Our medium is unique. It doesn't matter what's going on in life; when I sit down to play a game, it's almost meditative. There are very few things in this world that I am able to completely focus on. I don't feel the same way about anything as when I'm peeling the plastic off a new game.

I'm just like: 'where am I going to go? Where is this going to take me?' There's going to be a whole other world that I'm going to play in. It's the most immersive form of entertainment.


David Vonderhaar - Game design director, Treyarch

When I started playing games, I had an Intellivision which was my first console. It was just my brother and me and my father - we were by ourselves, and the Intellivision was really this thing that my brother and I had to keep ourselves out of trouble while our dad was working. I really feel like I played games so I could hang with my brother. I wouldn't play single-player games because I just didn't give a shit.

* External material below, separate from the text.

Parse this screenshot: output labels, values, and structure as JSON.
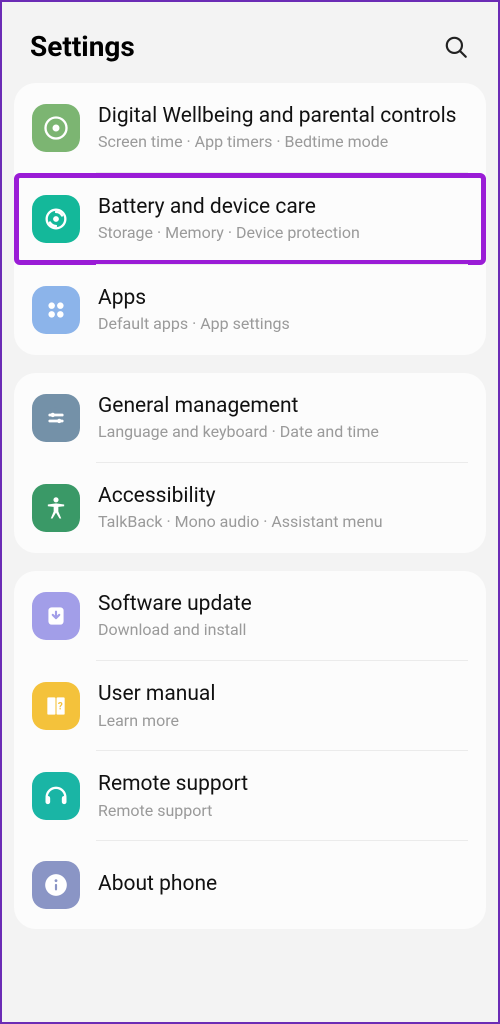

We used to play this baseball game that was pretty badass, we also played Tron: Deadly Discs - that was a sweet game. There was a world-building game called Utopia that was really cool; you had to plant crops and a hurricane would come and wipe them out. Those were good days. I didn't know I was going to be a game designer, that came later, but it all makes perfect sense now.

I love multiplayer. We could have nothing in common; I might go to church and you might not believe in God, whatever, but when we go and play that game together we have something to talk about. If you're slightly nerdy, awkward or shy, then you had this place where you were all on this even field. That's something that's really powerful to me, the social and competitive aspect of multiplayer, and the connection you can give to people.

I've made some great friends playing videogames online. I don't get to play with my brother much now; he's a very busy family man with four kids. I was talking the other day about having a go in some one-on-ones... I haven't thought about that in a long time. Bringing up some memories, man. Working some stuff out.